Oligothérapie, mettre en place une synergie hivernale
L’oligothérapie n’a pas pour but de combler une carence, mais d’aider l’organisme à mieux fonctionner. Les oligoéléments sont administrés ici en microdoses (inférieures à 1 mg), suffisantes pour envoyer une information au corps, selon la docteure en pharmacie Alina Moyon : « Une faible quantité d’oligoélément va agir davantage en profondeur, sur le terrain, pour stimuler l’intelligence du corps et mobiliser ses capacités. » En effet, les micronutriments agissent en interaction avec les systèmes enzymatiques pour lever des blocages et rétablir l’équilibre.
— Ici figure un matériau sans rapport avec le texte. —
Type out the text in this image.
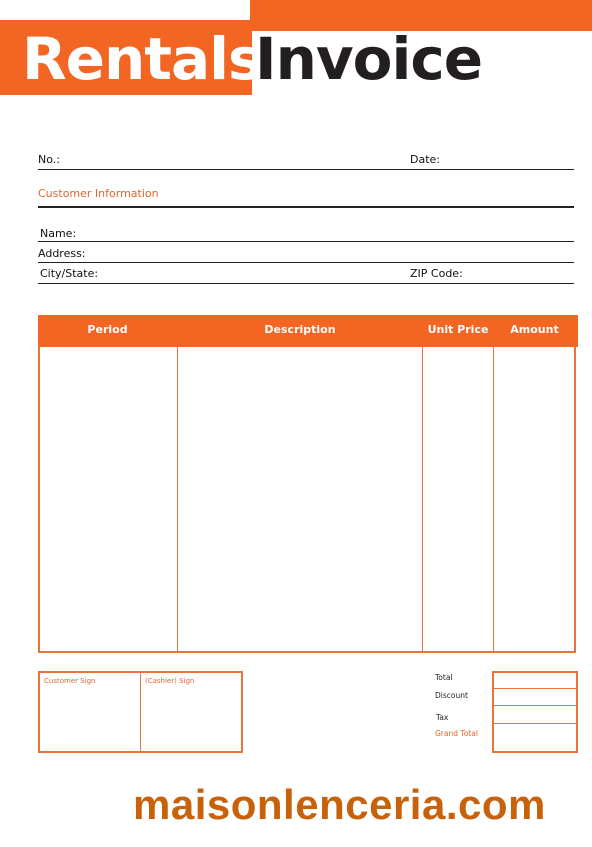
Rentals
Invoice
No.:	Date:
Customer Information
Name:
Address:
City/State:	ZIP Code:
Period	Description	Unit Price	Amount
Customer Sign	(Cashier) Sign	Total
Discount
Tax
Grand Total
maisonlenceria.com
On préconise ainsi en début d’hiver de prendre un trio de cuivre, or et argent en oligothérapie car ces minéraux travaillent en synergie préventive sur les défenses immunitaires. L’argent est un anti-infectieux, l’or stimule l’action des globules blancs et le cuivre est anti-inflammatoire et antioxydant. On peut y ajouter du zinc en cas de rhume déclaré, ou du soufre en présence d’une angine.
Les pouvoirs du zinc
Longtemps considéré comme un oligoélément mineur, le zinc est à présent reconnu au niveau scientifique pour ses propriétés. Il a démontré, durant la pandémie de Covid-19, sa capacité à réduire les symptômes viraux et respiratoires grâce à ses puissantes propriétés immunitaires et anti-inflammatoires. Même effet bénéfique observé lors d’études sur les maladies chroniques intestinales. Ce minéral contribue également à activer les hormones produites par la thyroïde ou le pancréas, et favorise tous les phénomènes de cicatrisation. On en manque souvent après 50 ans, car on l’absorbe moins bien. Le zinc se trouve surtout dans les produits animaux (huîtres et viande) et, côté végétal, dans la levure de bière, les feuilles de basilic et de goyavier ainsi que les grains de sésame, shiitaké, légumineuses, germes de blé et céréales complètes.